Asla da olmayacaktım…

Kalbimin derinlerinde bir yerde, her soluğumla birlikte beni bir köşeye kıstıran, mızrak delikleriyle boy ölçüşen bir sızı vardı.

Bunca zaman, on yedi yıl boyunca bana kucak açan, iki kişilik bir yuva inşa eden adamın hakkını nasıl ödeyebilirdim ki? Buna mecbur değildi, istese beni annemin kollarına yeniden bırakır ve böyle bir sorumluluğu üstlenemeyeceğini söylerdi.

Öyle ya, kim genç yaşında böylesi bir yükü sırtlanmak isterdi ki?

Kaldı ki; önünde bir hayat vardı, kendisine sil baştan kuracağı bir yaşam… Bu yolda belki karşısına ona eşlik edecek, ömrünün geri kalanı boyunca yanında bulunarak ona destek olacak bir kadın çıkacaktı…

Böyle bir alternatifi niçin elinin tersiyle itmişti?

Üstelik benden nefret etmesi bile beklenebilirdi ondan. Sonuçta Joshua’nın anlattığına göre, bir vakitler anneme âşıktı.

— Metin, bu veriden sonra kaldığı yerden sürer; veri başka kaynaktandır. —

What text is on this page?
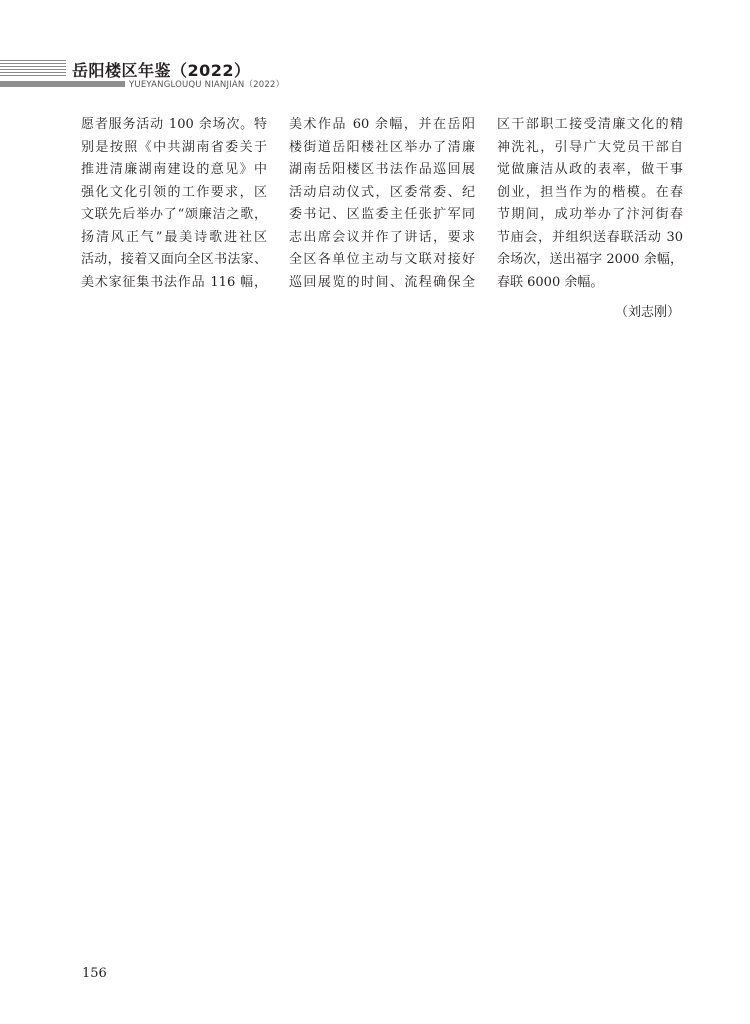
岳阳楼区年鉴（2022）
YUEYANGLOUQU NIANJIAN（2022）
愿者服务活动 100 余场次。特
别是按照《中共湖南省委关于
推进清廉湖南建设的意见》中
强化文化引领的工作要求，区
文联先后举办了“颂廉洁之歌，
扬清风正气”最美诗歌进社区
活动，接着又面向全区书法家、
美术家征集书法作品 116 幅，
美术作品 60 余幅，并在岳阳
楼街道岳阳楼社区举办了清廉
湖南岳阳楼区书法作品巡回展
活动启动仪式，区委常委、纪
委书记、区监委主任张扩军同
志出席会议并作了讲话，要求
全区各单位主动与文联对接好
巡回展览的时间、流程确保全
区干部职工接受清廉文化的精
神洗礼，引导广大党员干部自
觉做廉洁从政的表率，做干事
创业，担当作为的楷模。在春
节期间，成功举办了汴河街春
节庙会，并组织送春联活动 30
余场次，送出福字 2000 余幅，
春联 6000 余幅。
（刘志刚）
156
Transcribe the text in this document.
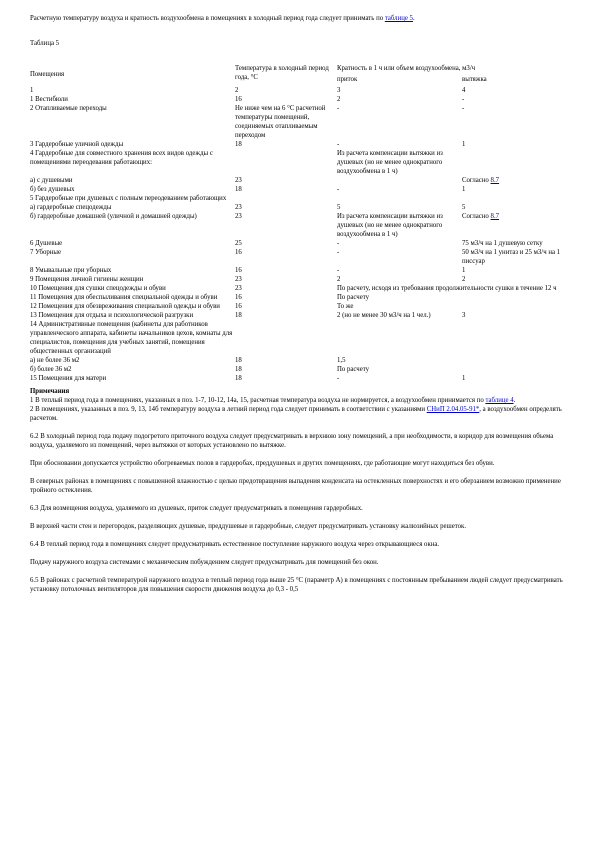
Расчетную температуру воздуха и кратность воздухообмена в помещениях в холодный период года следует принимать по таблице 5.

Таблица 5

Помещения	Температура в холодный период года, °С	Кратность в 1 ч или объем воздухообмена, м3/ч	
		приток	вытяжка
1	2	3	4
1 Вестибюли	16	2	-
2 Отапливаемые переходы	Не ниже чем на 6 °С расчетной температуры помещений, соединяемых отапливаемым переходом	-	-
3 Гардеробные уличной одежды	18	-	1
4 Гардеробные для совместного хранения всех видов одежды с помещениями переодевания работающих:		Из расчета компенсации вытяжки из душевых (но не менее однократного воздухообмена в 1 ч)	
а) с душевыми	23		Согласно 8.7
б) без душевых	18	-	1
5 Гардеробные при душевых с полным переодеванием работающих			
а) гардеробные спецодежды	23	5	5
б) гардеробные домашней (уличной и домашней одежды)	23	Из расчета компенсации вытяжки из душевых (но не менее однократного воздухообмена в 1 ч)	Согласно 8.7
6 Душевые	25	-	75 м3/ч на 1 душевую сетку
7 Уборные	16	-	50 м3/ч на 1 унитаз и 25 м3/ч на 1 писсуар
8 Умывальные при уборных	16	-	1
9 Помещения личной гигиены женщин	23	2	2
10 Помещения для сушки спецодежды и обуви	23	По расчету, исходя из требования продолжительности сушки в течение 12 ч	
11 Помещения для обеспыливания специальной одежды и обуви	16	По расчету	
12 Помещения для обезвреживания специальной одежды и обуви	16	То же	
13 Помещения для отдыха и психологической разгрузки	18	2 (но не менее 30 м3/ч на 1 чел.)	3
14 Административные помещения (кабинеты для работников управленческого аппарата, кабинеты начальников цехов, комнаты для специалистов, помещения для учебных занятий, помещения общественных организаций			
а) не более 36 м2	18	1,5	
б) более 36 м2	18	По расчету	
15 Помещения для матери	18	-	1

Примечания

1 В теплый период года в помещениях, указанных в поз. 1-7, 10-12, 14а, 15, расчетная температура воздуха не нормируется, а воздухообмен принимается по таблице 4.

2 В помещениях, указанных в поз. 9, 13, 14б температуру воздуха в летний период года следует принимать в соответствии с указаниями СНиП 2.04.05-91*, а воздухообмен определять расчетом.

6.2 В холодный период года подачу подогретого приточного воздуха следует предусматривать в верхнюю зону помещений, а при необходимости, в коридор для возмещения объема воздуха, удаляемого из помещений, через вытяжки от которых установлено по вытяжке.

При обосновании допускается устройство обогреваемых полов в гардеробах, преддушевых и других помещениях, где работающие могут находиться без обуви.

В северных районах в помещениях с повышенной влажностью с целью предотвращения выпадения конденсата на остекленных поверхностях и его оберзанием возможно применение тройного остекления.

6.3 Для возмещения воздуха, удаляемого из душевых, приток следует предусматривать в помещения гардеробных.

В верхней части стен и перегородок, разделяющих душевые, преддушевые и гардеробные, следует предусматривать установку жалюзийных решеток.

6.4 В теплый период года в помещениях следует предусматривать естественное поступление наружного воздуха через открывающиеся окна.

Подачу наружного воздуха системами с механическим побуждением следует предусматривать для помещений без окон.

6.5 В районах с расчетной температурой наружного воздуха в теплый период года выше 25 °С (параметр А) в помещениях с постоянным пребыванием людей следует предусматривать установку потолочных вентиляторов для повышения скорости движения воздуха до 0,3 - 0,5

O’nun bir başkasıyla olmayı tercih etmesi ve yıllar sonra yanında bir bebekle çıkagelmesi zaten yeterince kötü bir şeydi. Tüm bunları yok sayıp yüzüne baktığı her seferde ona terk edilmişliğini gösterecek birini neden kendi hayatına dâhil etmeyi seçmişti?

Tüm bu sorular olağanüstü bir hızla benliğimi işgal ediyorlardı. Ve doğru dürüst bir yanıt da alamıyorlardı.

Dewrionların evine – nam-ı diğer akademiye – ulaştığımızda, akşam olmak üzereydi. Evin tüm ışıkları yanıyordu. Melbourne’den buraya kadar olan yol boyunca yanımdan bir an olsun ayrılmayan Chas, bakışlarını teker teker pencerelerde gezdirdi. Belki dışa yansıtma yanlısı değildi, lâkin göz bebeklerinden bile okunabilen bir ifadeyle, onun buraya geri döndüğü için mutlu olduğunu fark etmiştim.

Ne de olsa Nia buradaydı. Kendi kanından, kendi canından birinin varlığı insana sahiden de inanılmaz bir güç veriyor olmalıydı.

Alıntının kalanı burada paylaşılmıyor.